Centrale Raad van Beroep
Enkelvoudige kamer
Proces-verbaal van de mondelinge uitspraak op het hoger beroep tegen de uitspraak van de rechtbank Amsterdam van 13 februari 2019, 18/5227 (aangevallen uitspraak)
Partijen:
[appellante] te [woonplaats] , Marokko (appellante)
de Raad van bestuur van de Sociale verzekeringsbank (Svb)
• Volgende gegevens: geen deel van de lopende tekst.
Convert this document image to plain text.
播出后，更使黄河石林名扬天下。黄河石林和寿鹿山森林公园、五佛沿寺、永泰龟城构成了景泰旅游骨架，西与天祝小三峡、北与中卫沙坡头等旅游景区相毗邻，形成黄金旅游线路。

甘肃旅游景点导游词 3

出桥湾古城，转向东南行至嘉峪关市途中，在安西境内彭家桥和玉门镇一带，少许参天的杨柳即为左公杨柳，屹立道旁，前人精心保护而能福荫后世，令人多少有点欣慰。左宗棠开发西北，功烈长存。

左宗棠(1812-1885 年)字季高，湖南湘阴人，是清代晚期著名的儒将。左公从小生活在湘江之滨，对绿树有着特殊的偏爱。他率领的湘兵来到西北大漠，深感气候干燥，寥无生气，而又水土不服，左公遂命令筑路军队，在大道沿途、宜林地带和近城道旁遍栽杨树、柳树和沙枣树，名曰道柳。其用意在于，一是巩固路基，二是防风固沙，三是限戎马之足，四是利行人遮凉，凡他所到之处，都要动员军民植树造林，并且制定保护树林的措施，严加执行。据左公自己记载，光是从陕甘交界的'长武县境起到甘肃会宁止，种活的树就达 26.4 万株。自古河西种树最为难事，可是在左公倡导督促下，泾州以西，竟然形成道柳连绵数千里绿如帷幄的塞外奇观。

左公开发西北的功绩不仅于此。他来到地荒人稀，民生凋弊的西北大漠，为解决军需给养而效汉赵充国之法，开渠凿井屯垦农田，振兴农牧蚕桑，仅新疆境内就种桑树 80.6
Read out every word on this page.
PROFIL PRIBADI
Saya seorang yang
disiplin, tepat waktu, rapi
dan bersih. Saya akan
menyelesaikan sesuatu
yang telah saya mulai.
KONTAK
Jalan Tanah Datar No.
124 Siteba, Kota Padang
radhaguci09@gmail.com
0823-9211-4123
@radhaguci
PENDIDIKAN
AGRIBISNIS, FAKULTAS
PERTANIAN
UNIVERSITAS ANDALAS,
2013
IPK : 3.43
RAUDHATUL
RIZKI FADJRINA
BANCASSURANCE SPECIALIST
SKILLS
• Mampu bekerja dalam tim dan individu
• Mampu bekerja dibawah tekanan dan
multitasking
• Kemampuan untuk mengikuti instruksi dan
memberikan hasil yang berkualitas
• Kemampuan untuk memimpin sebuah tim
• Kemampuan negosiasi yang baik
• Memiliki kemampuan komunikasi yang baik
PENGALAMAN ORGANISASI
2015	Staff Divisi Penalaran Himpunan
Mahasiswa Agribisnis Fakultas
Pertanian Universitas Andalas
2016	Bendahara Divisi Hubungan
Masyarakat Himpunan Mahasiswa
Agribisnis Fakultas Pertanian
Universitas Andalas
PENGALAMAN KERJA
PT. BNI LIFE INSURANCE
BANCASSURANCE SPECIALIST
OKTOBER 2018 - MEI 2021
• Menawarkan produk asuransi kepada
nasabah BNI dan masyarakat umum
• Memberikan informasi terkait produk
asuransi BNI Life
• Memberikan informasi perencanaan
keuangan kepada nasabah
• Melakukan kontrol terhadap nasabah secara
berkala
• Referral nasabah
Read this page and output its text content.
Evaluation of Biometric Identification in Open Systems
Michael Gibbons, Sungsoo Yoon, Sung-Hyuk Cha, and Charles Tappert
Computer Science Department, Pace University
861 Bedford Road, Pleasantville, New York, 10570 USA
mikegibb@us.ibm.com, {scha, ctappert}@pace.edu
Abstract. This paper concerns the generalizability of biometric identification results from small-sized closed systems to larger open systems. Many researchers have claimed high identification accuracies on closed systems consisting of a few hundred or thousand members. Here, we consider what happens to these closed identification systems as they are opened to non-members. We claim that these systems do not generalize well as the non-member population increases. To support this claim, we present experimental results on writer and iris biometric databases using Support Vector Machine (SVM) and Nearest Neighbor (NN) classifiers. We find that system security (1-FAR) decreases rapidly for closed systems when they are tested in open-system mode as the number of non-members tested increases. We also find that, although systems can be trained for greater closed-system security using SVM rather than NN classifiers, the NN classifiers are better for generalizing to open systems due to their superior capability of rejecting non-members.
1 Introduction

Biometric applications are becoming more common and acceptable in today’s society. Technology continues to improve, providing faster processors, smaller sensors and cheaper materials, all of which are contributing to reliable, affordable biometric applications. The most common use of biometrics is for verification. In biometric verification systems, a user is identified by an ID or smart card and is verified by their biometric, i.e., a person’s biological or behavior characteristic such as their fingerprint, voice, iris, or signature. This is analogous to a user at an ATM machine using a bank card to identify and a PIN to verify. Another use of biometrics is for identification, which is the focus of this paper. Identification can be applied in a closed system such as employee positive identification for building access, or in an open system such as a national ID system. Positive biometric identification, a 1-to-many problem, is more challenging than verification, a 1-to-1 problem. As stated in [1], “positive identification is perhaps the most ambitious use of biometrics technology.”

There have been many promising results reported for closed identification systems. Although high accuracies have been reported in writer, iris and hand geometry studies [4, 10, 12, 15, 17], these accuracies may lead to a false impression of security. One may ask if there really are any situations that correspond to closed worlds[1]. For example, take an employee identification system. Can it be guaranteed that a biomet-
Datum uitspraak: 24 september 2020
Zitting hebben: M.A.H. van Dalen-van Bekkum
Griffier: B.H.B. Verheul
Ter zitting is verschenen: namens de Svb mr. A. Marijnissen

BESLISSING

De Centrale Raad van Beroep
Bevestigt de aangevallen uitspraak.
Deze beslissing is uitgesproken in het openbaar. Zij is gebaseerd op de volgende overwegingen.
1.1.
Appellante is geboren in 1953 en is [in] 2005 gehuwd met [naam echtgenoot] (echtgenoot). De echtgenoot is geboren in 1928 en is op [sterfdatum] 2009 overleden. Op 20 maart 2018 heeft appellante een ouderdomspensioen op grond van de Algemene Ouderdomswet (AOW) aangevraagd. Bij besluit van 15 juni 2018 heeft de Svb de aanvraag afgewezen.
1.2.
Het bezwaar van appellante tegen het besluit van 15 juni 2018 is bij besluit van 26 juli 2018 ongegrond verklaard. Daarbij is overwogen dat appellante niet verzekerd is geweest voor de AOW, omdat zij nooit in Nederland heeft gewoond of gewerkt. Ook is overwogen dat appellante geen aanspraken heeft op grond van huwelijkse tijdvakken, omdat de echtgenoot niet meer verzekerd was voor de AOW toen appellante op [trouwdatum] (bedoeld is kennelijk: [maand]) 2005 met de echtgenoot is gehuwd.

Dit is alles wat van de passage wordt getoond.